Katanya, secara umum para kiai lebih suka menggunakan media percakapan dibanding tulisan dalam menyampaikan pesan-pesan dakwahnya. Mereka biasa  memakai thariqatul istimak wal kalam (jalan mendengar dan berbicara) dalam mendukung kerja-kerja dakwahnya. Padahal, thariqatul istimak wal kalam itu, masa dakwahnya lebih pendek dibanding  literasi.


“Ya, dakwah-dakwah yang mengandalkan orasi dan sejenisnya, akan berakhir saat yang bersangkutan wafat. Tapi kalau bentuknya tulisan, sepanjang masa tidak akan hilang. Tapi untungnya, sekarang sudah canggih. Jadi ceramah direkam dalam video dan diunggah ke YouTube, itu bisa (lama) juga,” jelasnya.


Gus Aab, sapaan akrabnya,  menuturkan,  Islam sangat menghargai pelaku literasi, bahkan ayat Al-Qur’an yang pertama kali turun sudah mencerminkan dorongan yang begitu kuat dikembangkannya literasi.


Ia lalu bercerita soal perang Badar. Perang Badar adalah pertempuran besar pertama antara umat Islam melawan musuh-musuhnya.
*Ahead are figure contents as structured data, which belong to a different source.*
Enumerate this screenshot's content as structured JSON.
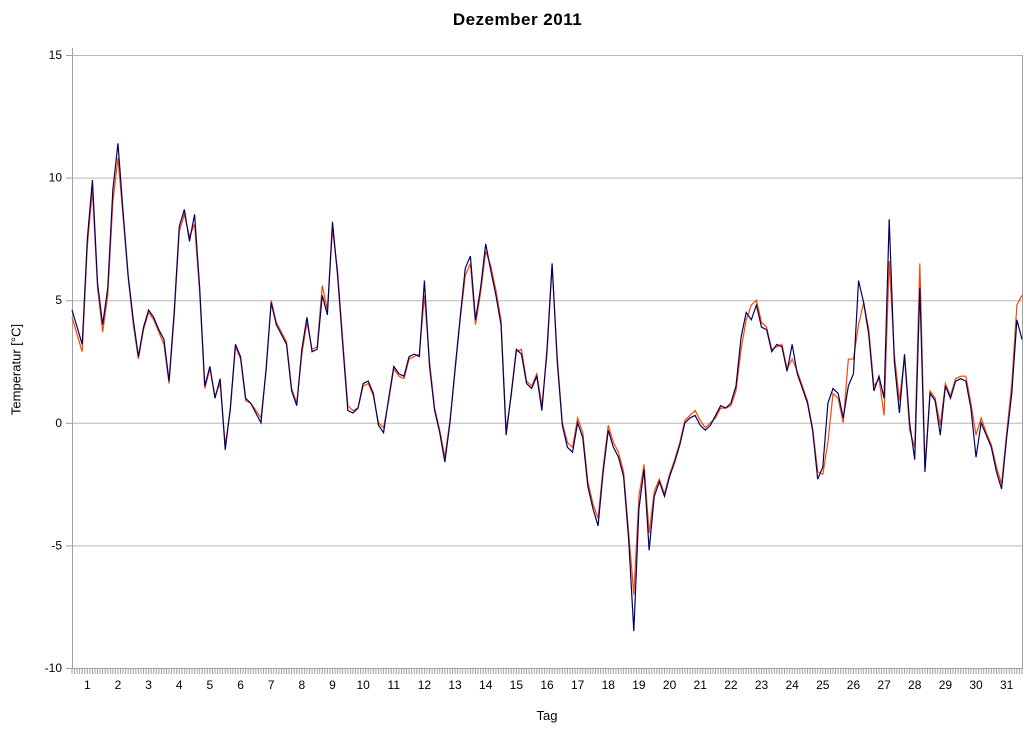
{
  "chart_data": {
    "type": "line",
    "title": "Dezember 2011",
    "xlabel": "Tag",
    "ylabel": "Temperatur [°C]",
    "xlim": [
      0,
      31
    ],
    "ylim": [
      -10,
      15
    ],
    "grid": true,
    "legend_position": "none",
    "x_ticks": [
      1,
      2,
      3,
      4,
      5,
      6,
      7,
      8,
      9,
      10,
      11,
      12,
      13,
      14,
      15,
      16,
      17,
      18,
      19,
      20,
      21,
      22,
      23,
      24,
      25,
      26,
      27,
      28,
      29,
      30,
      31
    ],
    "y_ticks": [
      15,
      10,
      5,
      0,
      -5,
      -10
    ],
    "x_minor_ticks_per_day": 12,
    "x_unit": "day of month (samples every 4 h)",
    "x_start_days": 0,
    "x_step_days": 0.1666667,
    "colors": {
      "series1": "#000066",
      "series2": "#ff4500",
      "gridline": "#b8b8b8",
      "axis": "#a0a0a0",
      "text": "#000000",
      "background": "#ffffff"
    },
    "series": [
      {
        "name": "series1-dark-blue",
        "color": "#000066",
        "values": [
          4.6,
          3.9,
          3.2,
          7.5,
          9.9,
          5.7,
          4.0,
          5.5,
          9.5,
          11.4,
          8.6,
          6.0,
          4.2,
          2.7,
          3.9,
          4.6,
          4.3,
          3.8,
          3.4,
          1.7,
          4.5,
          8.0,
          8.7,
          7.4,
          8.5,
          5.5,
          1.5,
          2.3,
          1.0,
          1.8,
          -1.1,
          0.6,
          3.2,
          2.7,
          1.0,
          0.8,
          0.4,
          0.0,
          2.2,
          4.9,
          4.0,
          3.6,
          3.2,
          1.3,
          0.7,
          3.0,
          4.3,
          2.9,
          3.0,
          5.2,
          4.4,
          8.2,
          6.0,
          3.2,
          0.5,
          0.4,
          0.6,
          1.6,
          1.7,
          1.2,
          -0.1,
          -0.4,
          1.0,
          2.3,
          2.0,
          1.9,
          2.7,
          2.8,
          2.7,
          5.8,
          2.3,
          0.5,
          -0.4,
          -1.6,
          0.0,
          2.2,
          4.3,
          6.3,
          6.8,
          4.2,
          5.5,
          7.3,
          6.2,
          5.2,
          4.0,
          -0.5,
          1.2,
          3.0,
          2.8,
          1.6,
          1.4,
          1.9,
          0.5,
          3.0,
          6.5,
          2.5,
          -0.1,
          -1.0,
          -1.2,
          0.0,
          -0.6,
          -2.6,
          -3.5,
          -4.2,
          -2.0,
          -0.3,
          -1.0,
          -1.4,
          -2.2,
          -4.8,
          -8.5,
          -3.5,
          -1.9,
          -5.2,
          -3.0,
          -2.4,
          -3.0,
          -2.2,
          -1.6,
          -0.9,
          0.0,
          0.2,
          0.3,
          -0.1,
          -0.3,
          -0.1,
          0.3,
          0.7,
          0.6,
          0.8,
          1.5,
          3.5,
          4.5,
          4.2,
          4.8,
          3.9,
          3.8,
          2.9,
          3.2,
          3.1,
          2.1,
          3.2,
          2.0,
          1.4,
          0.8,
          -0.3,
          -2.3,
          -1.8,
          0.8,
          1.4,
          1.2,
          0.2,
          1.5,
          2.0,
          5.8,
          4.9,
          3.6,
          1.3,
          1.9,
          1.0,
          8.3,
          2.5,
          0.4,
          2.8,
          0.0,
          -1.5,
          5.5,
          -2.0,
          1.2,
          0.9,
          -0.5,
          1.5,
          1.0,
          1.7,
          1.8,
          1.7,
          0.6,
          -1.4,
          0.0,
          -0.5,
          -1.0,
          -2.0,
          -2.7,
          -0.6,
          1.2,
          4.2,
          3.4
        ]
      },
      {
        "name": "series2-orange",
        "color": "#ff4500",
        "values": [
          4.3,
          3.6,
          2.9,
          7.2,
          9.5,
          5.5,
          3.7,
          5.2,
          9.0,
          10.8,
          8.4,
          5.9,
          4.0,
          2.6,
          3.8,
          4.5,
          4.2,
          3.7,
          3.2,
          1.6,
          4.3,
          7.8,
          8.5,
          7.6,
          8.1,
          5.3,
          1.4,
          2.2,
          1.1,
          1.6,
          -0.9,
          0.5,
          3.1,
          2.6,
          0.9,
          0.8,
          0.5,
          0.2,
          2.1,
          5.0,
          4.1,
          3.7,
          3.3,
          1.4,
          0.8,
          2.8,
          4.1,
          3.0,
          3.1,
          5.6,
          4.6,
          7.9,
          6.2,
          3.4,
          0.7,
          0.5,
          0.6,
          1.5,
          1.6,
          1.1,
          0.0,
          -0.2,
          0.9,
          2.2,
          1.9,
          1.8,
          2.6,
          2.7,
          2.8,
          5.2,
          2.5,
          0.6,
          -0.3,
          -1.4,
          0.1,
          2.1,
          4.2,
          6.0,
          6.5,
          4.0,
          5.3,
          7.0,
          6.4,
          5.4,
          4.2,
          -0.3,
          1.1,
          2.9,
          3.0,
          1.7,
          1.5,
          2.0,
          0.7,
          2.8,
          6.4,
          2.7,
          0.0,
          -0.8,
          -1.0,
          0.2,
          -0.4,
          -2.4,
          -3.3,
          -3.9,
          -1.8,
          -0.1,
          -0.8,
          -1.2,
          -2.0,
          -4.5,
          -7.0,
          -3.0,
          -1.7,
          -4.5,
          -2.8,
          -2.3,
          -2.9,
          -2.1,
          -1.5,
          -0.8,
          0.1,
          0.3,
          0.5,
          0.1,
          -0.2,
          0.0,
          0.2,
          0.6,
          0.6,
          0.7,
          1.3,
          3.0,
          4.2,
          4.8,
          5.0,
          4.1,
          3.9,
          3.0,
          3.1,
          3.2,
          2.2,
          2.6,
          2.1,
          1.5,
          0.9,
          -0.2,
          -2.0,
          -2.1,
          -0.8,
          1.2,
          1.0,
          0.0,
          2.6,
          2.6,
          4.0,
          4.9,
          3.8,
          1.5,
          1.8,
          0.3,
          6.6,
          2.8,
          0.9,
          2.7,
          -0.3,
          -1.0,
          6.5,
          -1.8,
          1.3,
          1.0,
          -0.1,
          1.6,
          1.1,
          1.8,
          1.9,
          1.9,
          0.8,
          -0.5,
          0.2,
          -0.4,
          -0.9,
          -1.8,
          -2.5,
          -0.4,
          1.6,
          4.8,
          5.2
        ]
      }
    ]
  }
}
Dalam pertempuran tersebut , pasukan Muslim menang meski jumlah pasukannya  lebih sedikit.

 

Karena menang, maka banyak pasukan musuh yang menjadi tawanan Muslim. Untuk menentukan nasib tawanan itu, Nabi Muhammad bertanya kepada Sayyidina Umar tentang kelanjutan para tawanan  perang Badar itu.


“Umar menjawab,  bahwa mereka dibunuh saja karena sudah tidak berguna, bahkan boleh jadi nanti akan mengganggu Nabi,” kata Gus Aab


Setelah bertanya kepada Sayyidina Umar, Nabi Muhammad minta pendapat  Sayyidina Abu Bakar.  Sahabat nabi yang diberi gelar Ash-Shiddiq ini menyarankan agar para tawanan itu dilepas saja karena sudah tidak berdaya. Lagian, siapa tahu mereka kelak bisa membantu Islam. Akhirnya Nabi Muhammad mengambil jalan tengah, yaitu mereka yang bisa menulis dan membaca  dilepas dengan syarat harus mengajarkan tulis-menulis kepada 10 anak kaum Muslimin.


“Keputusan Nabi Muhammad itu merupakan apresiasi kepada mereka yang mempunyai kemampuan literasi,” terangnya.


Dikatakannya, saat ini fasilitas dan infrastruktur  untuk menjadi penulis dan orang pintar, cukup gampang. Segalanya tersedia. Tinggal kemauan masing-masing individu untuk belajar dan belajar. Karena itu, lanjutnya, jika ada kader NU masih ketinggalan di bidang literasi, itu salah orangnya.


“Bukan salahnya keadaan. Warga NU jangan sampai kalah dengan  yang lain, terutama dalam memanfaatkan teknologi informasi,” terangnya.


Pelatihan yang diikuti 48 peserta tersebut diselenggarakan oleh Pengurus Cabang (PC) LTNNU Jember  dengan menghadirkan nara sumber dari Radar Jember, LTNNU Kencong , dan NU Online.